A gang war along the 110 corridor in South Los Angeles has taken dozens of lives this year.

Properties at the geographic center of the violence are now being targeted by the Los Angeles City Attorney's Office. Prosecutors are using nuisance abatement lawsuits to target housing at the “epicenter for a decade-long gang feud,” the office said in a statement.

The suits name Main-South Central Associates, owner of a 36-unit complex at 9310 S. Central Ave.; and Analia Bortolo, Lawrence Green and Roslin Childers-Green, current and former owners of a fourplex at 857 E. 90th St.

The properties, only a few blocks apart, “have facilitated a deadly decade-long gang feud that has intensified in the past year with continual shootings, guns recovered from gang members and other illegal activity,” the office stated.

While the locations by no means represent the entirety of the corridor's death toll — we're told the main beef over summer involved Hoover Crips — they did contribute to the violence, authorities alleged.

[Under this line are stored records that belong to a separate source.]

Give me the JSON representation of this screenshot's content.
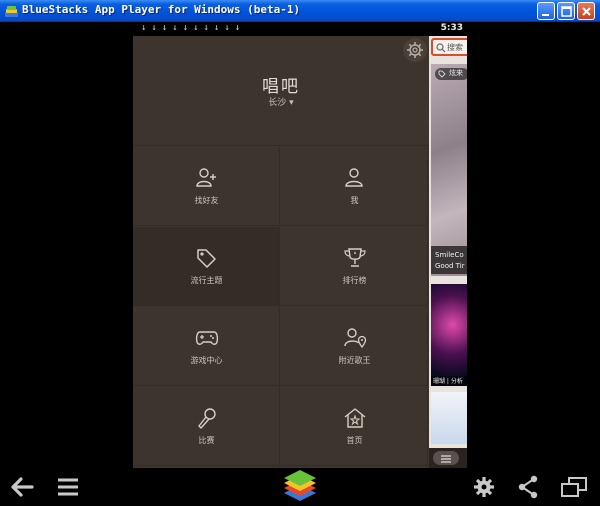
{
  "window": {
    "title": "BlueStacks App Player for Windows (beta-1)"
  },
  "status_bar": {
    "time": "5:33",
    "download_icons": "↓↓↓↓↓↓↓↓↓↓"
  },
  "drawer": {
    "brand": "唱吧",
    "city": "长沙 ▾",
    "items": [
      {
        "label": "找好友",
        "icon": "add-user-icon"
      },
      {
        "label": "我",
        "icon": "user-icon"
      },
      {
        "label": "流行主题",
        "icon": "tag-icon"
      },
      {
        "label": "排行榜",
        "icon": "trophy-icon"
      },
      {
        "label": "游戏中心",
        "icon": "gamepad-icon"
      },
      {
        "label": "附近歌王",
        "icon": "nearby-user-icon"
      },
      {
        "label": "比赛",
        "icon": "microphone-icon"
      },
      {
        "label": "首页",
        "icon": "home-icon"
      }
    ]
  },
  "peek": {
    "search_text": "搜索",
    "tag": "炫来",
    "caption_line1": "SmileCo",
    "caption_line2": "Good Tir",
    "card2_caption": "珊瑚 | 分析"
  },
  "colors": {
    "drawer_bg": "#3d342d",
    "titlebar_blue": "#0053d8",
    "accent_red": "#e04a2a"
  }
}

More than 90 homicides have been reported in the Los Angeles Police Department's South Bureau this year.

“These are just two of a host of gangs contributing to escalating gang violence in the area,” City Attorney's spokesman Frank Mateljan told us. “What is notable about these two is that they are both Blood gang members that are rivals.”

The Central Avenue property was the Be Bop Bloods' “epicenter,” prosecutors said; the 90th Street location was a home for the Family Swan Bloods, they said.

The sets share a “common turf boundary” and have been rivals, the City Attorney's Office stated.

The Swan Bloods location has seen “five documented drive-by shootings, including a recent incident in September 2015; one stabbing; nine loaded guns recovered; and six arrests at the property,” according to the statement.

The Central Avenue complex has seen 30 arrests for alleged gun possession and narcotics; eight shootings, including a homicide in September; and 17 loaded guns that were seized by cops, prosecutors said.

Here's what the city seeks, according to the statement:

The civil nuisance abatement actions seek that the owners reside at the properties until the nuisance is abated, an injunction prohibiting gang and criminal activity on the property, physical and managerial improvements to the property including: an Internet-connected video monitoring system; improved lighting; secure gating and fencing; improved tenant screening and lease enforcement procedures; and armed, licensed security guards. 

When it comes to these things, the City Attorney's Office usually gets its way. But it's not clear if it will make a dent in the 110 corridor gang wars.

“For too long, the residents of these South Los Angeles neighborhoods have lived in a war zone,” City Attorney Mike Feuer said. “Our lawsuits aim to shut down these gang strongholds and stop the bullets from flying.”